The following was originally posted on Flick Attack, 29 April 2013.
When it comes down to the brass tacks (whatever that might mean), this is all you need to know to make an effective and informed decision about whether to plunk yourself down on the couch to enjoy the giant cockroach film Mimic: the kids die.
Peter Hyams‘ workmanlike and similar-title-sounding monster epic The Relic was released around the same time, and it, too, had a scene where wise-cracking, street-smart kids did some ill-advised adventuring down dark pathways. Of the two, Relic’s kids are far more annoying; sadly, they survive that movie’s man-beast, whereas director/geek titan Guillermo del Toro (Pacific Rim) has no compunction about showing the feral impulses of his mutated arthropods.
So if you’re looking for a “safe” monsterama that entertains yet doesn’t strive for anything else, Relic is your monster of choice. Want something with a little more meat and gristle? Go Team Mimic (although I do have a soft spot for Relic, flawed and by-the-numbers as it is—when the blood starts flowing, it’s a terrific monster mash).

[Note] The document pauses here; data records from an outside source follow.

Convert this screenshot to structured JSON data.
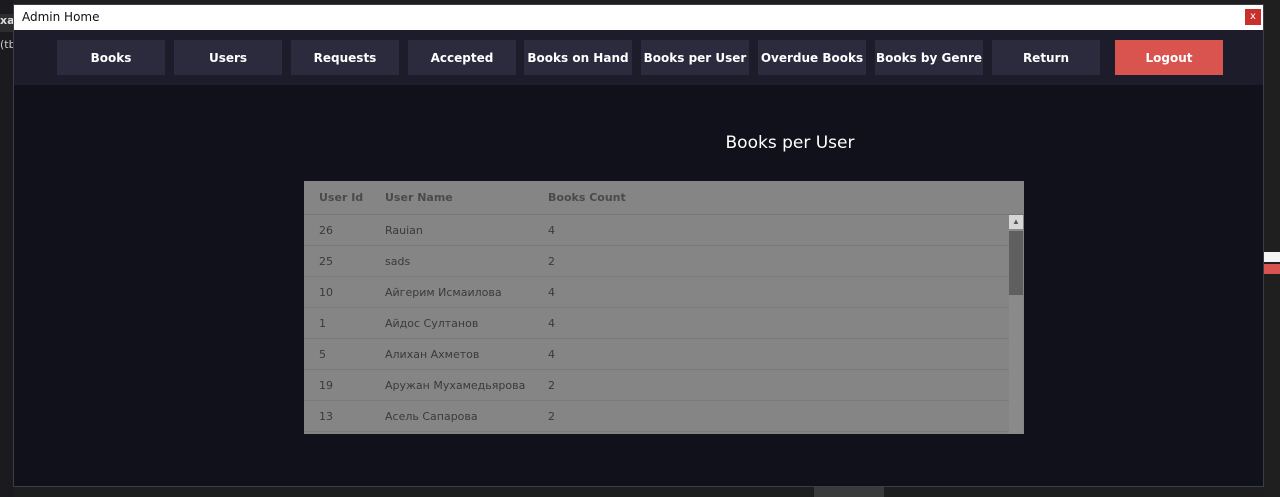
{
  "window": {
    "title": "Admin Home",
    "close_label": "x"
  },
  "background": {
    "tab_text": "xam",
    "tab2_text": "(tb"
  },
  "nav": {
    "items": [
      {
        "label": "Books"
      },
      {
        "label": "Users"
      },
      {
        "label": "Requests"
      },
      {
        "label": "Accepted"
      },
      {
        "label": "Books on Hand"
      },
      {
        "label": "Books per User"
      },
      {
        "label": "Overdue Books"
      },
      {
        "label": "Books by Genre"
      },
      {
        "label": "Return"
      },
      {
        "label": "Logout"
      }
    ]
  },
  "page": {
    "title": "Books per User"
  },
  "table": {
    "columns": [
      "User Id",
      "User Name",
      "Books Count"
    ],
    "rows": [
      {
        "id": "26",
        "name": "Rauian",
        "count": "4"
      },
      {
        "id": "25",
        "name": "sads",
        "count": "2"
      },
      {
        "id": "10",
        "name": "Айгерим Исмаилова",
        "count": "4"
      },
      {
        "id": "1",
        "name": "Айдос Султанов",
        "count": "4"
      },
      {
        "id": "5",
        "name": "Алихан Ахметов",
        "count": "4"
      },
      {
        "id": "19",
        "name": "Аружан Мухамедьярова",
        "count": "2"
      },
      {
        "id": "13",
        "name": "Асель Сапарова",
        "count": "2"
      }
    ]
  },
  "colors": {
    "window_bg": "#10111a",
    "navbar_bg": "#1d1c2b",
    "nav_button_bg": "#2c2b3d",
    "logout_bg": "#d9534f",
    "grid_bg": "#858585"
  }
}
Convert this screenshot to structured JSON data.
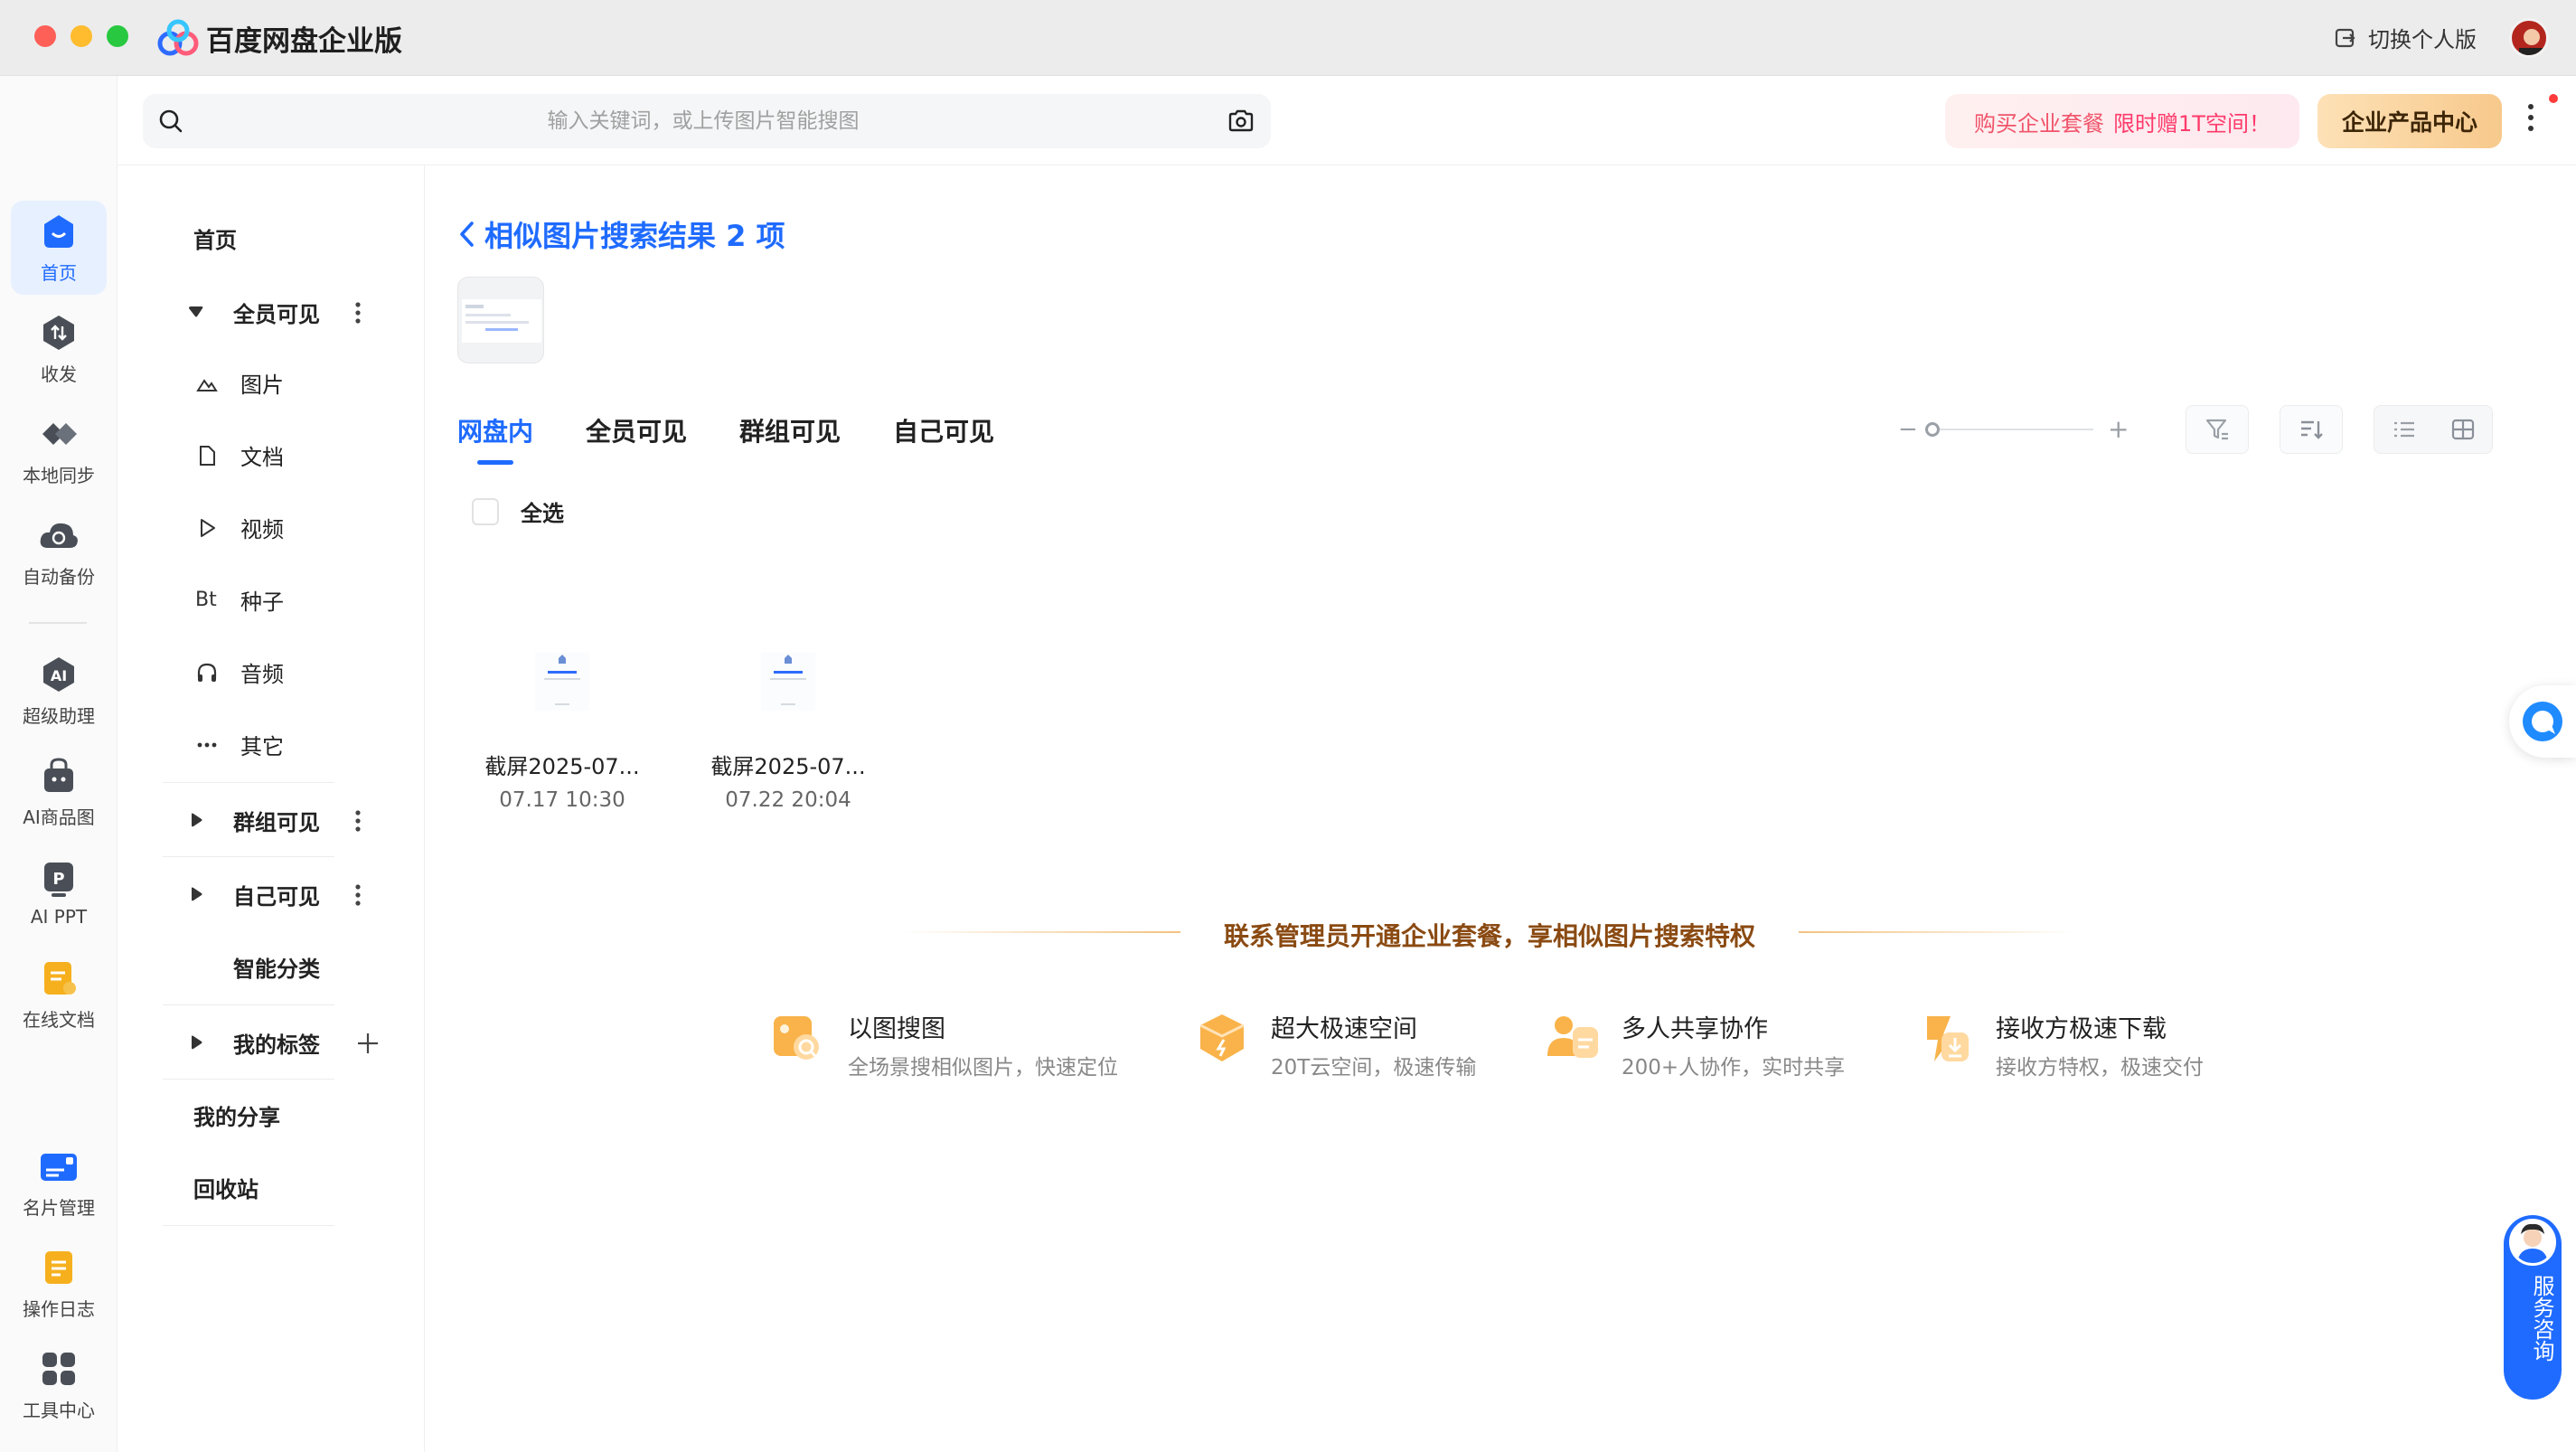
{
  "window": {
    "title": "百度网盘企业版",
    "switch_label": "切换个人版"
  },
  "rail": [
    {
      "label": "首页",
      "icon": "home-icon"
    },
    {
      "label": "收发",
      "icon": "transfer-icon"
    },
    {
      "label": "本地同步",
      "icon": "sync-icon"
    },
    {
      "label": "自动备份",
      "icon": "backup-icon"
    },
    {
      "label": "超级助理",
      "icon": "ai-assistant-icon"
    },
    {
      "label": "AI商品图",
      "icon": "ai-product-icon"
    },
    {
      "label": "AI PPT",
      "icon": "ai-ppt-icon"
    },
    {
      "label": "在线文档",
      "icon": "online-doc-icon"
    },
    {
      "label": "名片管理",
      "icon": "card-icon"
    },
    {
      "label": "操作日志",
      "icon": "log-icon"
    },
    {
      "label": "工具中心",
      "icon": "tools-icon"
    }
  ],
  "search": {
    "placeholder": "输入关键词，或上传图片智能搜图"
  },
  "promo": {
    "text": "购买企业套餐",
    "highlight": "限时赠1T空间！"
  },
  "product_center": "企业产品中心",
  "sidebar": {
    "home": "首页",
    "all_visible": "全员可见",
    "types": [
      {
        "label": "图片",
        "icon": "image-icon"
      },
      {
        "label": "文档",
        "icon": "document-icon"
      },
      {
        "label": "视频",
        "icon": "video-icon"
      },
      {
        "label": "种子",
        "icon": "torrent-icon",
        "glyph": "Bt"
      },
      {
        "label": "音频",
        "icon": "audio-icon"
      },
      {
        "label": "其它",
        "icon": "other-icon"
      }
    ],
    "group_visible": "群组可见",
    "self_visible": "自己可见",
    "smart_category": "智能分类",
    "my_tags": "我的标签",
    "my_share": "我的分享",
    "recycle": "回收站"
  },
  "main": {
    "heading": "相似图片搜索结果 2 项",
    "tabs": [
      "网盘内",
      "全员可见",
      "群组可见",
      "自己可见"
    ],
    "select_all": "全选",
    "files": [
      {
        "name": "截屏2025-07...",
        "date": "07.17 10:30"
      },
      {
        "name": "截屏2025-07...",
        "date": "07.22 20:04"
      }
    ],
    "upsell": "联系管理员开通企业套餐，享相似图片搜索特权",
    "features": [
      {
        "title": "以图搜图",
        "desc": "全场景搜相似图片，快速定位",
        "icon": "image-search-icon"
      },
      {
        "title": "超大极速空间",
        "desc": "20T云空间，极速传输",
        "icon": "storage-box-icon"
      },
      {
        "title": "多人共享协作",
        "desc": "200+人协作，实时共享",
        "icon": "collaboration-icon"
      },
      {
        "title": "接收方极速下载",
        "desc": "接收方特权，极速交付",
        "icon": "fast-download-icon"
      }
    ]
  },
  "service": {
    "label": "服务咨询"
  },
  "colors": {
    "accent": "#1f6bff",
    "promo": "#ff3b6b",
    "upsell": "#8a4a12"
  }
}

Del Toro’s sci-fi bug horror is hardly a perfect beast, although it’s recently been made much better through the long-awaited director’s cut, adding vital character development, backstory, and subtlety to what is still very much an “us vs. them” movie à la Aliens. Yet even in its neutered form, Mimic is the best pure killer-bug film in ages, possibly since the giant ants of 1954’s Them! Whereas Them! warned us of the dangers of nuclear testing, Mimic introduces the more modern peril of biological tampering. Its heritage hews closer to Frankenstein than The Deadly Mantis, as Mira Sorvino’s scientist has the best of intentions, releasing bioengineered sterile cockroaches to stop a plague. As in all “nature runs amok” films, however, nature finds a way; in this instance, “the way” is to grow to 6 feet tall and learn to imitate humans, because horror.
Del Toro’s initial plans never fully came to fruition, but what survived brutal studio interference is still damned entertaining. Sorvino (The Replacement Killers) is strong and resourceful as the resident Sigourney; Jeremy Northam (Gosford Park) makes a charmingly geeky counterpart; Charles S. Dutton (Alien 3) pulls out his usual Charles S. Dutton charm in the role of Police Officer Charles S. Dutton. Also, early Josh Brolin! The CGI is fine (if a little raw), the practical effects gloriously disgusting (you’ll never think about excrement the same way again!), and if the result somewhat lacks for the usual del Toro verve, blame studio execs.
It’s instructive to place Mimic up against movies like The Relic (and not just for the dead kids). The Relic gives us a journeyman director with nothing really vested in the material, working for a paycheck and delivering the product as just that: a product, something to be merchandised. Mimic shows us a genuine artist struggling within artificially defined constraints to deliver a personal vision. It’s flawed and the seams show at points, but del Toro’s compromise is still worth 10 times Hyams’ manufactured goods.